Peneliti keamanan melihat pelaku ancaman beralih ke kerangka perintah dan kontrol (C2) sumber terbuka dan baru yang dikenal sebagai Havoc sebagai alternatif untuk opsi berbayar seperti Cobalt Strike dan Brute Ratel.
Di antara kemampuannya yang paling menarik, Malapetaka adalah lintas platform dan melewati Microsoft Defender pada perangkat Windows 11 terbaru menggunakan sleep obfuscation, return address stack spoofing, dan syscalls tidak langsung.
Seperti kit eksploitasi lainnya, Havoc menyertakan beragam modul yang memungkinkan penguji pena (dan peretas) melakukan berbagai tugas pada perangkat yang dieksploitasi, termasuk menjalankan perintah, mengelola proses, mengunduh muatan tambahan, memanipulasi token Windows, dan menjalankan kode shell.

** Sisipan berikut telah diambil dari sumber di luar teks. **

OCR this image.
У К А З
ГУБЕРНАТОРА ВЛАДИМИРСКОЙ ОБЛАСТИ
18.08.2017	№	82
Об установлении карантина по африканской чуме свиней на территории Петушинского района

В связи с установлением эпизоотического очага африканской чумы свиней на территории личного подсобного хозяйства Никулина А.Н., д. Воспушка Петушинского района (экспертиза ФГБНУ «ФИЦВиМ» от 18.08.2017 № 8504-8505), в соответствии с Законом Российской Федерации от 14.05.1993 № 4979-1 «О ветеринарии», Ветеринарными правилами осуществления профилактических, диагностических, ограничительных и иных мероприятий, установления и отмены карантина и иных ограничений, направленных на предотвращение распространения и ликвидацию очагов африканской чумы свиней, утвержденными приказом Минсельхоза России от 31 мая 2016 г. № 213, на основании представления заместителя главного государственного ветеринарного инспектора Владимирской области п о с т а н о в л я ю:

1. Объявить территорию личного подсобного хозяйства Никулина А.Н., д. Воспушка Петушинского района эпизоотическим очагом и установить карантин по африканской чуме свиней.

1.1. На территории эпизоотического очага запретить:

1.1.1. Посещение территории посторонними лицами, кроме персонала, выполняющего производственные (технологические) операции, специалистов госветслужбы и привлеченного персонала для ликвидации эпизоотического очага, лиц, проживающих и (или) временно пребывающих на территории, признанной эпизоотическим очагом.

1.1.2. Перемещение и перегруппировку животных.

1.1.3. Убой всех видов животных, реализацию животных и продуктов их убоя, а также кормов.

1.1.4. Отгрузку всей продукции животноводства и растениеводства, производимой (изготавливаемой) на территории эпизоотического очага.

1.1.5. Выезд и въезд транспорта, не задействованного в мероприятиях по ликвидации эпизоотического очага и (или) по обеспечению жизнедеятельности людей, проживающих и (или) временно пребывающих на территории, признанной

Semua ini dilakukan melalui konsol manajemen berbasis web, yang memungkinkan “penyerang” untuk melihat semua perangkat, acara, dan output yang disusupi dari tugas.
Malapetaka disalahgunakan dalam serangan
Kelompok ancaman yang tidak dikenal baru-baru ini menyebarkan kit pasca-eksploitasi ini pada awal Januari sebagai bagian dari kampanye serangan yang menargetkan organisasi pemerintah yang dirahasiakan.
Sebagai tim riset Zscaler ThreatLabz yang melihatnya di alam liar diamatipemuat kode shell yang dijatuhkan pada sistem yang disusupi akan menonaktifkan Pelacakan Peristiwa untuk Windows (ETW) dan muatan akhir Havoc Demon dimuat tanpa header DOS dan NT, keduanya untuk menghindari deteksi.
Kerangka kerja ini juga disebarkan melalui modul sah pengetikan paket npm berbahaya (Aabquerys), seperti terungkap dalam laporan dari tim riset ReversingLabs awal bulan ini.
“Demon.bin adalah agen jahat dengan fungsi khas RAT (remote access trojan) yang dihasilkan menggunakan open source, pasca-eksploitasi, kerangka perintah dan kontrol bernama Havoc,” kata peneliti ancaman ReversingLabs, Lucija Valentić.
“Ini mendukung pembuatan agen jahat dalam beberapa format termasuk Windows PE yang dapat dieksekusi, PE DLL, dan kode shell.”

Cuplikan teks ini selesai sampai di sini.